Poetry

Three Poems

By Victoria Bosch Murray

Prayer to Falling

No one taught you to make pie
from apples rotting on the counter, the crust
unrolled from a box, a pinch of salt.
No one taught you to smother weeds with mulch
or to pack a tub with unwashed clothes
and set the dial—a drum that squeaks
like pain. No one taught you
to fall asleep in the dark
or to wake alone.

 

Prayer to Lighting Dinner Candles

Sometimes from the gas flame of the kitchen stove.
Sometimes from a click propane stick.
Sometimes a wayward spark, a mistake.
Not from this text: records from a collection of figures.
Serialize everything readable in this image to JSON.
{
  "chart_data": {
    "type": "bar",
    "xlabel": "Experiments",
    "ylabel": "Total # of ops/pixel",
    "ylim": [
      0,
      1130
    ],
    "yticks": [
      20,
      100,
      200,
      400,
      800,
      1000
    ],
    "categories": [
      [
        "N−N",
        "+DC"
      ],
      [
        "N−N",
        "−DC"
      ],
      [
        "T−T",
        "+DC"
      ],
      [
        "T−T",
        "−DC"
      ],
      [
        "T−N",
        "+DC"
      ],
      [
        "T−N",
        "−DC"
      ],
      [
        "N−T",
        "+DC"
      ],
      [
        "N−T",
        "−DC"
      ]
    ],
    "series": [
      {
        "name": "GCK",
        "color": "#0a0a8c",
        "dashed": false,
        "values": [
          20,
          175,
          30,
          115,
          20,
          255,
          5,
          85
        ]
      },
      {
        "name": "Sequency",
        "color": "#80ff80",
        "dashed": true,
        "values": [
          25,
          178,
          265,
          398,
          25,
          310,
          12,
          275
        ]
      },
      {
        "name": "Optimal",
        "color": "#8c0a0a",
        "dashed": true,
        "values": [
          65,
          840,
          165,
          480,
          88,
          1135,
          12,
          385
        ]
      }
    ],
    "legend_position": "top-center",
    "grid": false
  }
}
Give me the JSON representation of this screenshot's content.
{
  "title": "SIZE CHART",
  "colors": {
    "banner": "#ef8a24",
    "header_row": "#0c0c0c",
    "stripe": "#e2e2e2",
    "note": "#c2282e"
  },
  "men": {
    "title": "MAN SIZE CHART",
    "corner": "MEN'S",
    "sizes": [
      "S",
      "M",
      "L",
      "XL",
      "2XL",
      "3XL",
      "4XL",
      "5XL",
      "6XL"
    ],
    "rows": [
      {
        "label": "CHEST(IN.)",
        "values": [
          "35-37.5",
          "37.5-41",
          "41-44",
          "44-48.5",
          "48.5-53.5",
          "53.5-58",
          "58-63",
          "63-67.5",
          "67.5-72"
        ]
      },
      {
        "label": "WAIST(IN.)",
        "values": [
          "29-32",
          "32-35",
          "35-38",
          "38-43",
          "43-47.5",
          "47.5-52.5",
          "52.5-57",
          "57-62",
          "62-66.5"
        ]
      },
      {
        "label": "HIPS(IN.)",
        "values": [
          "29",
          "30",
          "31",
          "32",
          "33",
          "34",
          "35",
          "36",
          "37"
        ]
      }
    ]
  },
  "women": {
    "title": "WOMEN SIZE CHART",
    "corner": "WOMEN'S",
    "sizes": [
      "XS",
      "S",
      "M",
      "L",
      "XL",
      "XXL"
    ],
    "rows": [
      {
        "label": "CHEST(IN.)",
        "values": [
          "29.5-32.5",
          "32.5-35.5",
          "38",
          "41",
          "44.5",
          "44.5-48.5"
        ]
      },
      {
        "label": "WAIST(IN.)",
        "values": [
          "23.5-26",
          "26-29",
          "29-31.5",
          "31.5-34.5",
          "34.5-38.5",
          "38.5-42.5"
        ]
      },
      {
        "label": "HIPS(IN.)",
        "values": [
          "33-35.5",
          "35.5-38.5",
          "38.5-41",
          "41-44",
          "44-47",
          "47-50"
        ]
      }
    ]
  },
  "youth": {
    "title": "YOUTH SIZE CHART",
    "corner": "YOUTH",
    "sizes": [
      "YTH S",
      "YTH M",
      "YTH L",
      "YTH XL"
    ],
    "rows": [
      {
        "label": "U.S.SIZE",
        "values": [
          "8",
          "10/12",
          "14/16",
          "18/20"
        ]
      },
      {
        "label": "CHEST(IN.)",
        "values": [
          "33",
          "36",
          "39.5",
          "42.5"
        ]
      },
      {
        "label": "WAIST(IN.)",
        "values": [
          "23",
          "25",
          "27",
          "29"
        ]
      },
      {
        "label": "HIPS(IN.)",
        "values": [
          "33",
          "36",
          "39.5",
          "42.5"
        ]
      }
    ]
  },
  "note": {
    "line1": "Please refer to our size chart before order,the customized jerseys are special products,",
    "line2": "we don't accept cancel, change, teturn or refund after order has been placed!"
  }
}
Sometimes
because you want softness—camped on the cliffs above the beach,
the land so unsure it might slip while you sleep,
sometimes, sometimes, or it might cleave
for twenty-five more years.

 

Prayer to Wreckage

The best thing about shipwrecks is the silence.
Oh, not at first when there’s screaming gale winds
through the rigging, line becoming bass, a whole goddamn
orchestra performing up is down, life flotsam
as you roll and holler and splash and roar,
but after—the dark, direct descent,
as certain as anything: ships drop
until they hit bottom, then stop.

Victoria Bosch Murray‘s poetry has appeared in Field, Tar River Poetry, The Cortland Review, Salamander, Bellingham Review, The Potomac, and elsewhere. She curates a poetry series, Poetribe, teaches writing at Suffolk University in Boston, and has an MFA in poetry from Warren Wilson College.